Gott sei Dank hat sich Britta Taddiken einige Tage später auf die 2. Pfarrstelle beworben – und sie erreichte nach der Vorstellungsrunde im ersten Wahlgang im Kirchenvorstand die erforderliche Mehrheit. Damit wurde sie nach 800 Jahren die erste Pfarrerin an der Thomaskirche. Am 06. Januar 2011 wurde sie in ihr Amt eingeführt, nachdem sie zuvor ins Thomashaus eingezogen war. Im Einführungsgottesdienst hielt ein Gottesdienstbesucher ein Plakat in die Höhe. Auf diesem stand „Wir fordern Pfarrer von hier!“. Da hatte einer nicht mitbekommen, dass die Stadt Leipzig schon längst eine gesamtdeutsche Stadt geworden war und die Kirchgemeinde St.

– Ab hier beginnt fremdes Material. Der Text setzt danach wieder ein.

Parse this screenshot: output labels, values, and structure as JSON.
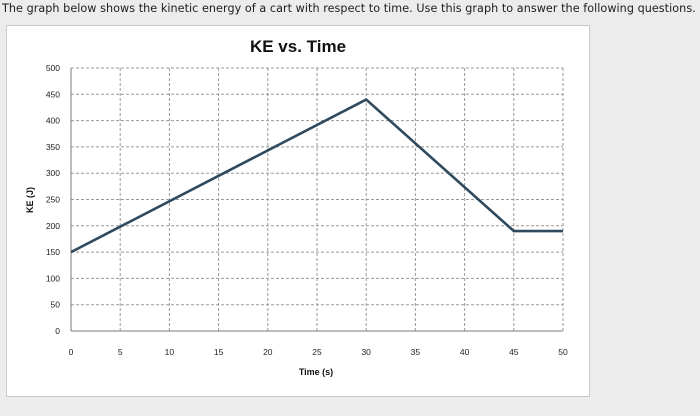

Thomas seit der Friedlichen Revolution sich zu einem Ort der Begegnung zwischen Ost und West entwickelt hatte. Hinzu kam, dass sich in den Vorstellungsgottesdiensten und Gesprächen Britta Taddiken als die für das Amt bestqualifizierte Persönlichkeit erwiesen hatte: theologisch gebildet, musikalisch kompetent und menschlich nahbar. Das wurde auch dadurch bestätigt, dass eine große Gruppe aus Meldorf zur Einführung nach Leipzig gekommen war. Dort war man traurig, eine zupackende Seelsorgerin, eine ausgezeichnete Predigerin und eine musikbegeisterte Pfarrerin verloren zu haben und gratulierte der Thomaskirche zu dieser Wahl.

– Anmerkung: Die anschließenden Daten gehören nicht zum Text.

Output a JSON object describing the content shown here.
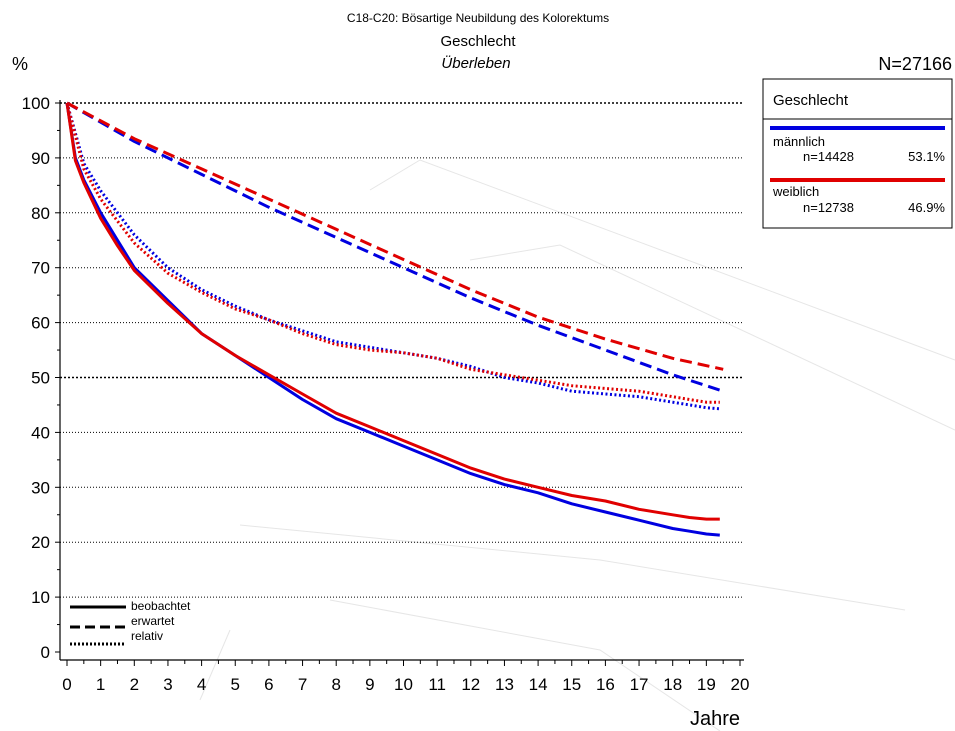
{
  "chart_data": {
    "type": "line",
    "title": "C18-C20: Bösartige Neubildung des Kolorektums",
    "subtitle": "Geschlecht",
    "subsubtitle": "Überleben",
    "ylabel": "%",
    "xlabel": "Jahre",
    "n_total": "N=27166",
    "xlim": [
      0,
      20
    ],
    "ylim": [
      0,
      100
    ],
    "xticks": [
      "0",
      "1",
      "2",
      "3",
      "4",
      "5",
      "6",
      "7",
      "8",
      "9",
      "10",
      "11",
      "12",
      "13",
      "14",
      "15",
      "16",
      "17",
      "18",
      "19",
      "20"
    ],
    "yticks": [
      "0",
      "10",
      "20",
      "30",
      "40",
      "50",
      "60",
      "70",
      "80",
      "90",
      "100"
    ],
    "grid": true,
    "legend": {
      "title": "Geschlecht",
      "placement": "top-right",
      "entries": [
        {
          "name": "männlich",
          "n": "n=14428",
          "pct": "53.1%",
          "color": "#0000e0"
        },
        {
          "name": "weiblich",
          "n": "n=12738",
          "pct": "46.9%",
          "color": "#e00000"
        }
      ]
    },
    "style_legend": [
      {
        "label": "beobachtet",
        "dash": "solid"
      },
      {
        "label": "erwartet",
        "dash": "dashed"
      },
      {
        "label": "relativ",
        "dash": "dotted"
      }
    ],
    "series": [
      {
        "name": "männlich",
        "kind": "beobachtet",
        "color": "#0000e0",
        "x": [
          0,
          0.25,
          0.5,
          1,
          1.5,
          2,
          3,
          4,
          5,
          6,
          7,
          8,
          9,
          10,
          11,
          12,
          13,
          14,
          15,
          16,
          17,
          18,
          18.5,
          19,
          19.4
        ],
        "y": [
          100,
          90,
          86,
          80,
          75,
          70,
          64,
          58,
          54,
          50,
          46,
          42.5,
          40,
          37.5,
          35,
          32.5,
          30.5,
          29,
          27,
          25.5,
          24,
          22.5,
          22,
          21.5,
          21.3
        ]
      },
      {
        "name": "weiblich",
        "kind": "beobachtet",
        "color": "#e00000",
        "x": [
          0,
          0.25,
          0.5,
          1,
          1.5,
          2,
          3,
          4,
          5,
          6,
          7,
          8,
          9,
          10,
          11,
          12,
          13,
          14,
          15,
          16,
          17,
          18,
          18.5,
          19,
          19.4
        ],
        "y": [
          100,
          89.5,
          85.5,
          79,
          74,
          69.5,
          63.5,
          58,
          54,
          50.5,
          47,
          43.5,
          41,
          38.5,
          36,
          33.5,
          31.5,
          30,
          28.5,
          27.5,
          26,
          25,
          24.5,
          24.2,
          24.2
        ]
      },
      {
        "name": "männlich",
        "kind": "erwartet",
        "color": "#0000e0",
        "x": [
          0,
          2,
          4,
          6,
          8,
          10,
          12,
          14,
          16,
          18,
          19.5
        ],
        "y": [
          100,
          93,
          87,
          81,
          75.5,
          70,
          64.5,
          59.5,
          55,
          50.5,
          47.5
        ]
      },
      {
        "name": "weiblich",
        "kind": "erwartet",
        "color": "#e00000",
        "x": [
          0,
          2,
          4,
          6,
          8,
          10,
          12,
          14,
          16,
          18,
          19.5
        ],
        "y": [
          100,
          93.5,
          88,
          82.5,
          77,
          71.5,
          66,
          61,
          57,
          53.5,
          51.5
        ]
      },
      {
        "name": "männlich",
        "kind": "relativ",
        "color": "#0000e0",
        "x": [
          0,
          0.5,
          1,
          2,
          3,
          4,
          5,
          6,
          7,
          8,
          9,
          10,
          11,
          12,
          13,
          14,
          15,
          16,
          17,
          18,
          18.5,
          19,
          19.4
        ],
        "y": [
          100,
          89,
          84,
          76,
          70,
          66,
          63,
          60.5,
          58.5,
          56.5,
          55.5,
          54.5,
          53.5,
          52,
          50,
          49,
          47.5,
          47,
          46.5,
          45.5,
          45,
          44.5,
          44.3
        ]
      },
      {
        "name": "weiblich",
        "kind": "relativ",
        "color": "#e00000",
        "x": [
          0,
          0.5,
          1,
          2,
          3,
          4,
          5,
          6,
          7,
          8,
          9,
          10,
          11,
          12,
          13,
          14,
          15,
          16,
          17,
          18,
          18.5,
          19,
          19.4
        ],
        "y": [
          100,
          88,
          82.5,
          74.5,
          69,
          65.5,
          62.5,
          60.5,
          58,
          56,
          55,
          54.5,
          53.5,
          51.5,
          50.5,
          49.5,
          48.5,
          48,
          47.5,
          46.5,
          46,
          45.5,
          45.5
        ]
      }
    ]
  }
}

Britta Taddiken arbeitete sich schnell in die neuen Aufgaben ein. Sie bejahte das Gemeindekonzept und füllte vom ersten Tag an ihr Amt aus. Bezeichnend für sie war die Neugier, mit der sie über Weihnachten 2010/11 alle Gottesdienste, Motetten und Konzerte besuchte, um die Atmosphäre und Besonderheiten der Thomaskirche kennenzulernen. Schon im ersten Jahr nach ihrer Ankunft brachte sie sich in das Jubiläumsjahr „800 Jahre THOMANA – glauben, singen, lernen“ präsent und prägend ein. Die Zusammenarbeit mit ihr fand immer auf Augenhöhe statt. Wir haben uns ergänzt, gegenseitig unterstützt und auch kritisch begleitet. So haben wir auch immer wieder Predigten und Ansprachen im Nachhinein besprochen. Auch fand Britta Taddiken sehr schnell Zugang zu den Gemeindegliedern und den Bürger:innen der Stadt. Ihre offene, zugewandte und schlagfertige Kommunikation verschaffte ihr schnell Respekt und Anerkennung.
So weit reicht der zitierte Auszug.